“Nowhere?” He hopes they’ll be more specific. Are they speaking figuratively or literally? If literally, do they mean to say they somehow originated in a void? …unlikely, if they’re an Earthlet as they appear to be. Rung hopes instead that they’re talking about some “nowhere” to which the Stars moved them before bringing them to Spirale.
No one can seem to remember a time or not-space between being home and being here, and if this stranger can, they might be able to provide useful information. The sort of information that can be used to recover one’s missing abilities or even leave.
“I quite agree! Whether we make those reasons up ourselves or are convinced of them by others, I believe that that sort of thinking is often unproductive.”
But that was the wording they themself used. If this is how they really feel about the topic, then what did they mean when they said they were doing in Spirale what they’ve “been made to”?
“I suppose I should have asked you more directly what you’re doing, then.” A pause. “So, now that you’re here, what do you do?”
“Oh, me?” There’s no hitch in his voice this time. He’s more prepared, and the question feels easy enough to answer without actually saying anything at all.
“Neither, I think. I’ve done both good and bad things in my life, but honestly… I think if this were a ‘story’ being told, I wouldn’t have nearly such an important role. I’d probably be some character in the background, and we don’t tend to apply such weighty labels to people like that, do we?”
His smile isn’t quite self-deprecating; he’s had too much practice with it for that.
There’s not a Cybertronian alive who hasn’t heard the name “Primus,” but the actual, direct impact of his six millions years as Rung is negligible. Useless at worst, boring at best. He’s far less interesting than his new acquaintance, than–
“I’m sorry, I don’t think I ever caught your name?”

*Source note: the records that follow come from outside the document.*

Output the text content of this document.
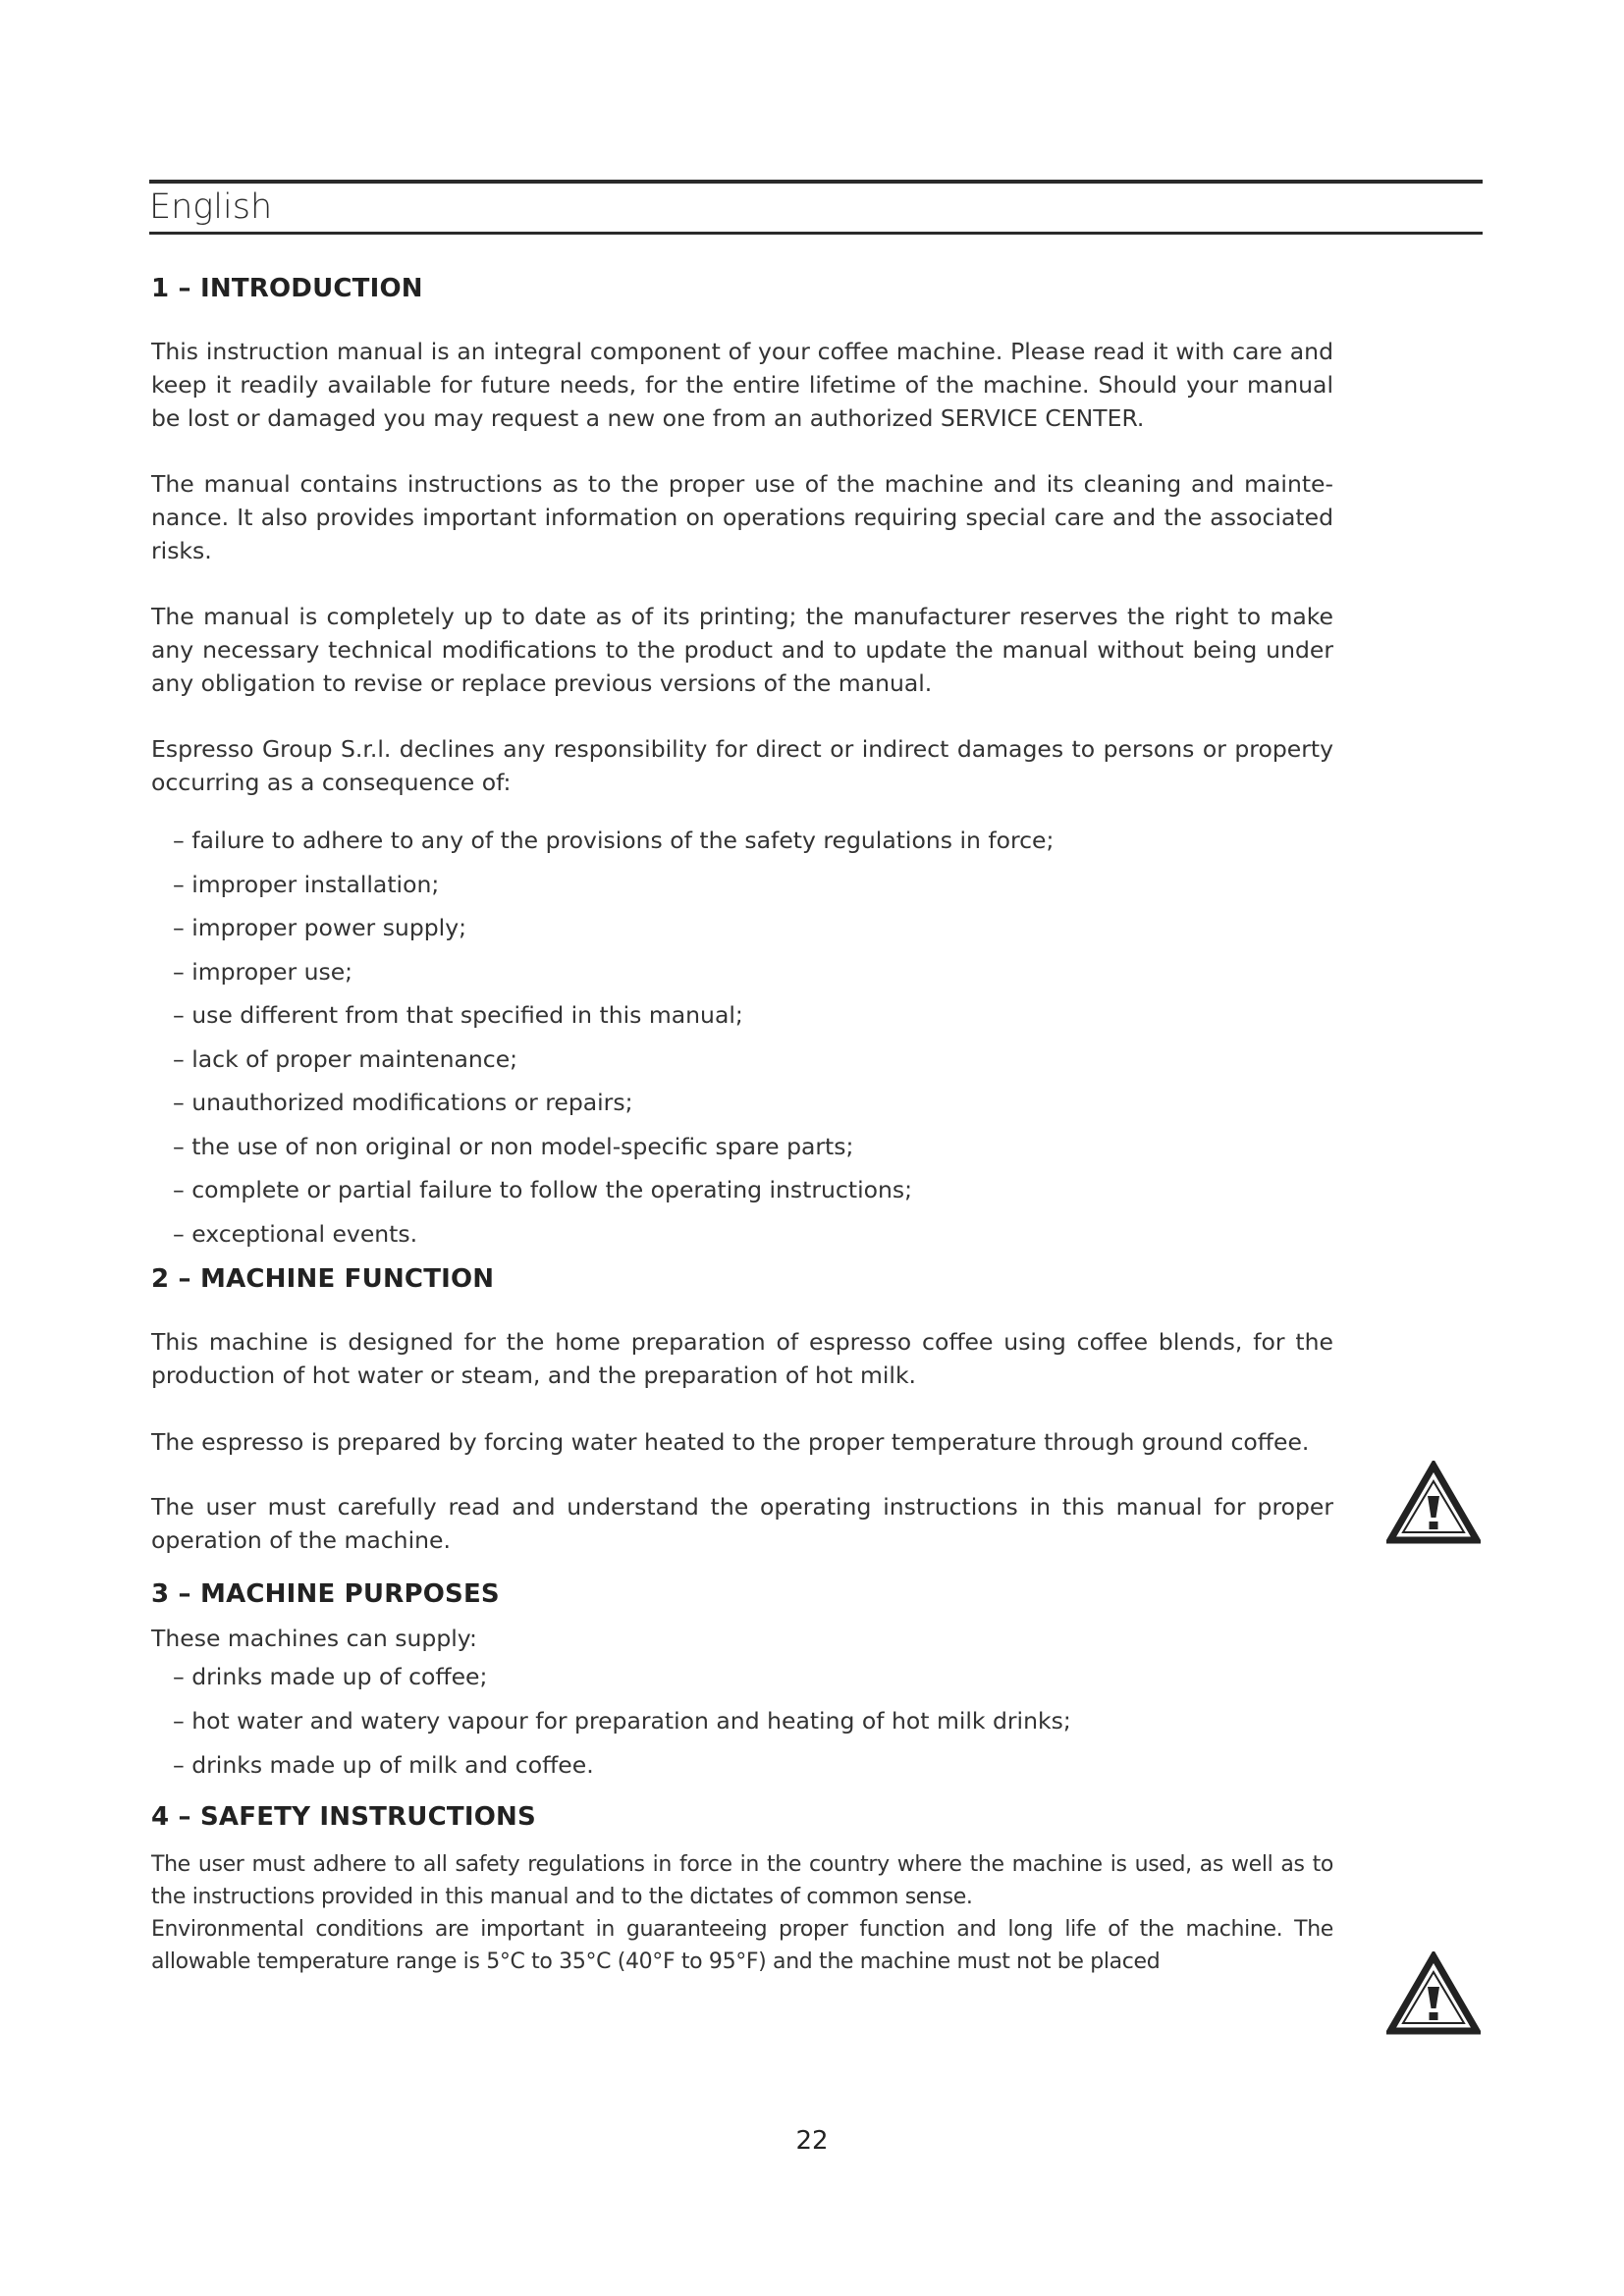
English
1 – INTRODUCTION

This instruction manual is an integral component of your coffee machine. Please read it with care and keep it readily available for future needs, for the entire lifetime of the machine. Should your manual be lost or damaged you may request a new one from an authorized SERVICE CENTER.

The manual contains instructions as to the proper use of the machine and its cleaning and maintenance. It also provides important information on operations requiring special care and the associated risks.

The manual is completely up to date as of its printing; the manufacturer reserves the right to make any necessary technical modifications to the product and to update the manual without being under any obligation to revise or replace previous versions of the manual.

Espresso Group S.r.l. declines any responsibility for direct or indirect damages to persons or property occurring as a consequence of:

– failure to adhere to any of the provisions of the safety regulations in force;
– improper installation;
– improper power supply;
– improper use;
– use different from that specified in this manual;
– lack of proper maintenance;
– unauthorized modifications or repairs;
– the use of non original or non model-specific spare parts;
– complete or partial failure to follow the operating instructions;
– exceptional events.
2 – MACHINE FUNCTION

This machine is designed for the home preparation of espresso coffee using coffee blends, for the production of hot water or steam, and the preparation of hot milk.

The espresso is prepared by forcing water heated to the proper temperature through ground coffee.

The user must carefully read and understand the operating instructions in this manual for proper operation of the machine.

3 – MACHINE PURPOSES

These machines can supply:

– drinks made up of coffee;
– hot water and watery vapour for preparation and heating of hot milk drinks;
– drinks made up of milk and coffee.
4 – SAFETY INSTRUCTIONS

The user must adhere to all safety regulations in force in the country where the machine is used, as well as to the instructions provided in this manual and to the dictates of common sense.

Environmental conditions are important in guaranteeing proper function and long life of the machine. The allowable temperature range is 5°C to 35°C (40°F to 95°F) and the machine must not be placed

22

He doesn’t actually ask anything more about where it wasn’t before it was, so it just nods and gives him a ‘verbal’ sound of agreement (“Yes.”) as he mirrors its nowhere. And it smiles. He seems the littlest bit confused even though he was the one who started talking about all the Other Places to begin with. And it smiles. He can be confused, then. Whatever machine he is, he really isn’t like a “computer.” How...delightful. What was it that made him so uncomfortable that he reflected them both in this direction, again...?
“Unproductive,” it mirrors him in turn, though he didn’t quite chuckle where it does. “How do you measure the productivity of someone?”
That is something it hasn’t thought about in some time; the memories it has of those concerns aren’t even its own. Paperwork, charts, trips, exercise, reading, groceries, cleaning up the cold, leftover tea of someone who barely ever drinks what is made for her - that is all of a life before itself. A life that was driven by pointlessness, the futile nonmeaning of ‘goals’ and ‘schedules’ and ‘hopes’ intangible, until it went away, and became this. Until it became an existence driven by sprawling, twisting hunger.
And he’s asking Questions again.
It thinks he might have actually asked it some time ago - it may have been sitting in complete stillness for longer than it ‘should’ have taken to answer, and it becomes dimly aware of its own fingers tapping nonsense melodies against the wood of the bench. It doesn’t have to look down to know the sudden edge of them is leaving marks.
It looks up again, instead, its smile like its fingers, and repeats what it believes he asked: “What do I do?”
It laughs. And laughs. The laugh goes on forever, a few seconds maybe, and trails off in a content, unhappy, satisfied sigh.
It likes the way he talks about himself, too. He seems to understand to degrees the true ineffectuality of his own existence. It can’t quite discern how he feels about it, but then, that doesn’t really matter.
He gets, finally, to the question everyone and everything must ask. One which can’t be answered with honesty and which is rarely answered with a lie.
You didn’t catch it because it hasn’t been given.
“It’s okay to be unimportant,” it tells him, gently. “You can call me Michael.”